À mesure que les projets d'ingénierie systèmes se complexifient, le choix des outils de modélisation devient stratégique : comment garantir la portabilité des modèles, éviter le verrouillage propriétaire et fluidifier la collaboration entre équipes ? Cet article explore comment les standards ouverts comme SysML structurent une architecture d'entreprise plus résiliente et durable.
Le défi de l’hétérogénéité des outils MBSE
Les projets d’ingénierie systèmes mobilisent aujourd’hui des équipes pluridisciplinaires qui ne travaillent pas toutes avec les mêmes outils de modélisation.

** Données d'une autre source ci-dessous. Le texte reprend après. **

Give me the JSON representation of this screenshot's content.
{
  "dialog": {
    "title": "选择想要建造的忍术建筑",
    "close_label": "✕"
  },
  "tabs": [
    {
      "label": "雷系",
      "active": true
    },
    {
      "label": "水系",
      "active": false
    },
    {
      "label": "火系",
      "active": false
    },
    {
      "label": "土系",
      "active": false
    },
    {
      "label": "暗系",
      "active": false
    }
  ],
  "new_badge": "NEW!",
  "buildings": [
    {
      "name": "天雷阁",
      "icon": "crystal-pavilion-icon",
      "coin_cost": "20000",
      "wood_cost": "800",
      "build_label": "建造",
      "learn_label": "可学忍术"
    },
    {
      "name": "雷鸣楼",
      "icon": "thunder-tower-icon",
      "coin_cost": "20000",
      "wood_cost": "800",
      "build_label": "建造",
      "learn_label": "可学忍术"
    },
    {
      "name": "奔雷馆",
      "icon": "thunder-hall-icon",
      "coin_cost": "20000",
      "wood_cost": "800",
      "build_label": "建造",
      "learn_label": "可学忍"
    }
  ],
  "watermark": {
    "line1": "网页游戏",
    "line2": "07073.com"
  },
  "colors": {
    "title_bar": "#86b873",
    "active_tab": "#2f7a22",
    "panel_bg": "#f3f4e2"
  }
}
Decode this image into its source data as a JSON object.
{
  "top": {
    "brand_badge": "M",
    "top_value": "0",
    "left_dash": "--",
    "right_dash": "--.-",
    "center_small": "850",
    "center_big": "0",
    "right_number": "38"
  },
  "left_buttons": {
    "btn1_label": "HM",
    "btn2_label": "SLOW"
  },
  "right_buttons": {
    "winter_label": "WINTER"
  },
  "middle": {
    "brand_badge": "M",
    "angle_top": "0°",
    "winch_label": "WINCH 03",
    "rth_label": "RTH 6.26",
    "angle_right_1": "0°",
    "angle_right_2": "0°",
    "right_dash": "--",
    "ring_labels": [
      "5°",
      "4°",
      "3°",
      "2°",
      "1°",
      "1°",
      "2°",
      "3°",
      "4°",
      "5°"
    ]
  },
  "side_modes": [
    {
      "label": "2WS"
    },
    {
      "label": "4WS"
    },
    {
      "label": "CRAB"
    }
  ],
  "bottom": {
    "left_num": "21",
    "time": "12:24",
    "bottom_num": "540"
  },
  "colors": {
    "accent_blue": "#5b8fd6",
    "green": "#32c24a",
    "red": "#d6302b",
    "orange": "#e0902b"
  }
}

Cette hétérogénéité, longtemps perçue comme une contrainte technique mineure, devient un enjeu central dès lors que les modèles doivent circuler entre bureaux d’études, sous-traitants et partenaires industriels.
Un modèle conçu dans un environnement propriétaire perd souvent une partie de sa richesse sémantique lorsqu’il est exporté vers un autre outil. Les relations entre exigences, la traçabilité fonctionnelle et les vues d’architecture ne survivent pas toujours à la conversion.
Un modèle qui ne peut être ouvert que par un seul éditeur n’est plus un patrimoine d’ingénierie : c’est une dépendance contractuelle déguisée en actif technique.
SysML et les standards OMG face aux suites propriétaires
Le langage SysML, porté par l’Object Management Group, propose un socle commun pour décrire l’architecture, le comportement et les exigences d’un système. Son adoption par un nombre croissant d’éditeurs permet aujourd’hui d’envisager des chaînes d’ingénierie multi-outils sans rupture de sens entre les modèles.
Cette normalisation ne se limite pas à un format d’échange : elle structure une véritable grammaire commune que les équipes peuvent s’approprier indépendamment de la solution logicielle retenue, réduisant ainsi le coût de formation et de bascule d’un outil à l’autre.
L’échange de modèles comme garantie de pérennité
Au-delà de la conformité au standard, la capacité réelle d’un outil à importer et exporter des modèles complets sans perte de traçabilité conditionne la pérennité des investissements de modélisation sur le long terme. Une entreprise qui change d’éditeur ne devrait jamais perdre l’historique de ses décisions d’architecture.
La portabilité d’un modèle se mesure à ce qu’il reste après l’export, pas à ce qu’il contenait avant.
Vers une chaîne d’ingénierie ouverte et évolutive
Adopter une approche fondée sur des standards ouverts ne signifie pas renoncer à la performance ou à l’ergonomie des outils. Cela signifie construire une architecture d’entreprise capable d’évoluer au rythme des besoins métiers, sans que chaque changement d’outil ne remette en cause des années de travail de modélisation.
Questions fréquentes
Qu'est-ce que le MBSE (Model-Based Systems Engineering) ?
Le MBSE est une approche d'ingénierie systèmes qui place le modèle — et non le document — au centre du cycle de conception. Il structure exigences, architecture et comportements dans un référentiel unique et traçable.
Pourquoi privilégier SysML plutôt qu'un format propriétaire ?
Non : les éditeurs peuvent enrichir SysML avec des fonctionnalités propres tout en conservant une base de modélisation exportable. La normalisation porte sur l'échange, pas sur les capacités de l'outil.
Comment évaluer l'interopérabilité réelle d'un outil MBSE ?
Le critère le plus fiable est le test d'aller-retour : exporter un modèle complexe puis le réimporter dans un autre outil conforme au standard, en vérifiant qu'aucune relation ni exigence n'est perdue au passage.